CISA urges devs to weed out OS command injection vulnerabilities

July 10, 2024 at 02:07PM

CISA and FBI have jointly urged software companies to address OS command injection vulnerabilities in their products, following recent attacks by the Chinese state-sponsored threat actor, Velvet Ant. The advisory recommends implementing mitigations to prevent these vulnerabilities, such as separating user input from commands and conducting rigorous product testing. CEOs and business leaders are urged to take action to eliminate these vulnerabilities.

From the meeting notes, the key takeaways are:

1. CISA and the FBI have urged software companies to review and eliminate OS command injection vulnerabilities before shipping their products. This is in response to recent cyber attacks that exploited multiple OS command injection security flaws to compromise network edge devices from companies such as Cisco, Palo Alto, and Ivanti.

2. The Chinese state-sponsored threat actor, Velvet Ant, deployed custom malware to gain persistence on hacked devices as part of a cyber espionage campaign.

3. The advisory emphasizes that OS command injection vulnerabilities can arise when manufacturers fail to properly validate and sanitize user input when constructing commands to execute on the underlying OS.

4. CISA advises developers to implement well-known mitigations to prevent OS command injection vulnerabilities at scale while designing and developing software products, such as using built-in library functions, input parameterization, and limiting user input in commands.

5. Tech leaders should be actively involved in the software development process and ensure the use of safe command-generating functions, review threat models, use modern component libraries, conduct code reviews, and implement rigorous product testing to ensure the quality and security of their code throughout the development lifecycle.

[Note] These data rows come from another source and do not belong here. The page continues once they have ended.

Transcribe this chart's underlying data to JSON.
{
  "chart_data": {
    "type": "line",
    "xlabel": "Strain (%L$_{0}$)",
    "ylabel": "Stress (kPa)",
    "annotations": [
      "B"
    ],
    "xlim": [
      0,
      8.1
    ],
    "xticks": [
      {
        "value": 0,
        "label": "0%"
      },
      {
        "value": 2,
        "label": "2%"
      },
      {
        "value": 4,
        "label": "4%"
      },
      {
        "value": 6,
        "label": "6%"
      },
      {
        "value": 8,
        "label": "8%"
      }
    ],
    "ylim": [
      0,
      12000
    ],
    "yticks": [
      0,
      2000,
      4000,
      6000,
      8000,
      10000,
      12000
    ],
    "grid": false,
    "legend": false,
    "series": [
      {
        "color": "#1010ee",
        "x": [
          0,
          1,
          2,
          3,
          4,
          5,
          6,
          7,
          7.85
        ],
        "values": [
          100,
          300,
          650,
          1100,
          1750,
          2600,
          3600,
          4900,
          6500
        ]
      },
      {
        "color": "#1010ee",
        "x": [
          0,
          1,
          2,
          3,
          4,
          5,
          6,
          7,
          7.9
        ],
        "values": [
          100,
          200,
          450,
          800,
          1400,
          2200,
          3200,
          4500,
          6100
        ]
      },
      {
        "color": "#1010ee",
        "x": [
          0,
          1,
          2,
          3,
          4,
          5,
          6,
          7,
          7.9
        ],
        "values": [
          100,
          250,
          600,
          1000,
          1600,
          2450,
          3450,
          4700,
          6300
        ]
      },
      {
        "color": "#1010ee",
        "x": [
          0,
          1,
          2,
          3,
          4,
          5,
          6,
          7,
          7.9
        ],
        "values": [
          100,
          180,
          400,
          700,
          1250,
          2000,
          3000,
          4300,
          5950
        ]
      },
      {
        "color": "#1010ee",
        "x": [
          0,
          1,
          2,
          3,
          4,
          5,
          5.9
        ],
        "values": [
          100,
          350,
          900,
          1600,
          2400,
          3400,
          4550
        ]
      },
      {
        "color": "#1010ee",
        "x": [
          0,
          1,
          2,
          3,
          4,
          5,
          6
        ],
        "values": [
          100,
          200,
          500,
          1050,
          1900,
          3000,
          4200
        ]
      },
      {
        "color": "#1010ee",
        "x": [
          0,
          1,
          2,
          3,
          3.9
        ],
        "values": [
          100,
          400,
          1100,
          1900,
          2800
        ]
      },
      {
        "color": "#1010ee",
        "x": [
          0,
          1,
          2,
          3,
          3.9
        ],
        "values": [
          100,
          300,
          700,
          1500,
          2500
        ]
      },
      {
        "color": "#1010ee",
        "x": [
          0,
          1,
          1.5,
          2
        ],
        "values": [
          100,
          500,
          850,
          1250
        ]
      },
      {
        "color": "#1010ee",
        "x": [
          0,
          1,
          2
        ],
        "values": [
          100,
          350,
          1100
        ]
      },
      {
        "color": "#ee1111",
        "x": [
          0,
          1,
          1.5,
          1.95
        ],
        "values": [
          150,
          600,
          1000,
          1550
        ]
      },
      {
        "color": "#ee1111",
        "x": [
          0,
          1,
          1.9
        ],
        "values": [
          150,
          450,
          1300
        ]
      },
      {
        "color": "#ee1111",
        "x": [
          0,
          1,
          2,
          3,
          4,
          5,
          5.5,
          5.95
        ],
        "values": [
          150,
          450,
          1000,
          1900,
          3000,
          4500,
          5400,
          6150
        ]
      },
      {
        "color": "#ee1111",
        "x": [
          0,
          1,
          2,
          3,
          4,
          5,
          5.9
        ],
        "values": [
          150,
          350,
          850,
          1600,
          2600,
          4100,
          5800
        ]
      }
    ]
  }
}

6. CISA and the FBI urge CEOs and other business leaders at technology manufacturers to request their technical leaders to analyze past occurrences of OS command injection vulnerabilities and develop a plan to eliminate them in the future.

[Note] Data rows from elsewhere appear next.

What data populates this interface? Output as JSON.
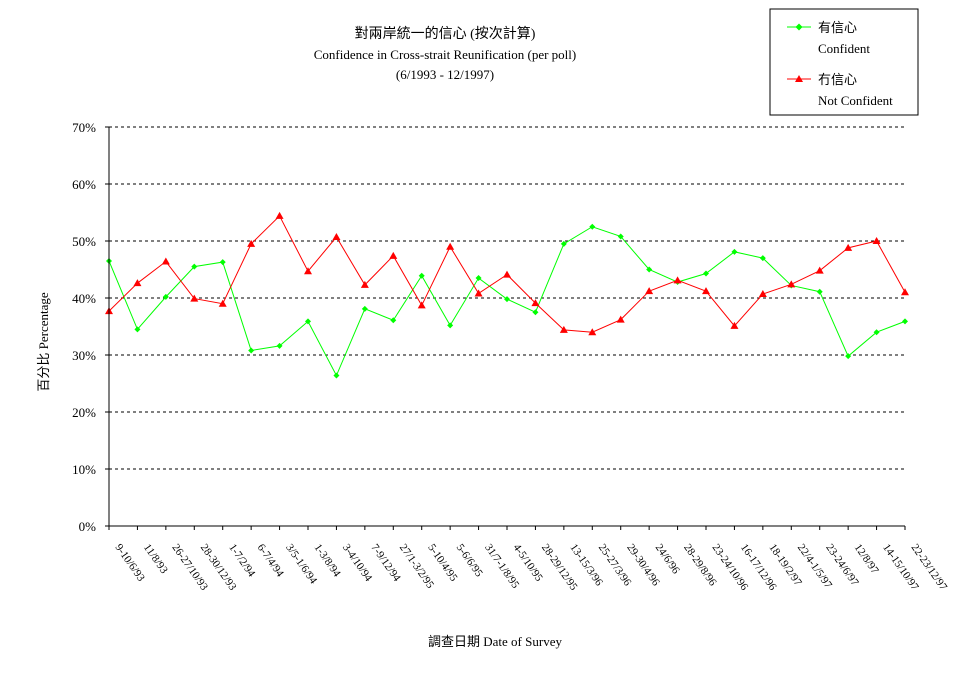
{
  "chart_data": {
    "type": "line",
    "title": "對兩岸統一的信心 (按次計算)",
    "subtitle": "Confidence in Cross-strait Reunification (per poll)",
    "period": "(6/1993 - 12/1997)",
    "xlabel": "調查日期 Date of Survey",
    "ylabel": "百分比 Percentage",
    "ylim": [
      0,
      70
    ],
    "y_ticks": [
      "0%",
      "10%",
      "20%",
      "30%",
      "40%",
      "50%",
      "60%",
      "70%"
    ],
    "grid": true,
    "legend_position": "top-right",
    "categories": [
      "9-10/6/93",
      "11/8/93",
      "26-27/10/93",
      "28-30/12/93",
      "1-7/2/94",
      "6-7/4/94",
      "3/5-1/6/94",
      "1-3/8/94",
      "3-4/10/94",
      "7-9/12/94",
      "27/1-3/2/95",
      "5-10/4/95",
      "5-6/6/95",
      "31/7-1/8/95",
      "4-5/10/95",
      "28-29/12/95",
      "13-15/3/96",
      "25-27/3/96",
      "29-30/4/96",
      "24/6/96",
      "28-29/8/96",
      "23-24/10/96",
      "16-17/12/96",
      "18-19/2/97",
      "22/4-1/5/97",
      "23-24/6/97",
      "12/8/97",
      "14-15/10/97",
      "22-23/12/97"
    ],
    "series": [
      {
        "name": "有信心",
        "name_en": "Confident",
        "color": "#00ff00",
        "marker": "diamond",
        "values": [
          46.5,
          34.5,
          40.2,
          45.5,
          46.3,
          30.8,
          31.6,
          35.9,
          26.4,
          38.1,
          36.1,
          43.9,
          35.2,
          43.5,
          39.8,
          37.5,
          49.5,
          52.5,
          50.8,
          45.0,
          42.8,
          44.3,
          48.1,
          47.0,
          42.2,
          41.1,
          29.8,
          34.0,
          35.9
        ]
      },
      {
        "name": "冇信心",
        "name_en": "Not Confident",
        "color": "#ff0000",
        "marker": "triangle",
        "values": [
          37.7,
          42.6,
          46.4,
          39.9,
          39.0,
          49.5,
          54.4,
          44.7,
          50.7,
          42.3,
          47.4,
          38.7,
          49.0,
          40.8,
          44.1,
          39.1,
          34.4,
          34.0,
          36.2,
          41.2,
          43.1,
          41.2,
          35.1,
          40.7,
          42.4,
          44.8,
          48.8,
          50.0,
          41.0
        ]
      }
    ]
  }
}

7. OS command injection security bugs took the fifth spot in MITRE’s top 25 most dangerous software weaknesses, emphasizing the significance of addressing these vulnerabilities.

8. In May and March, “Secure by Design” alerts urged tech executives and software developers to weed out path traversal and SQL injection (SQLi) security vulnerabilities.

These takeaways capture the main points of the meeting and provide a clear summary of the key issues and recommendations discussed. Let me know if there’s anything else you need assistance with!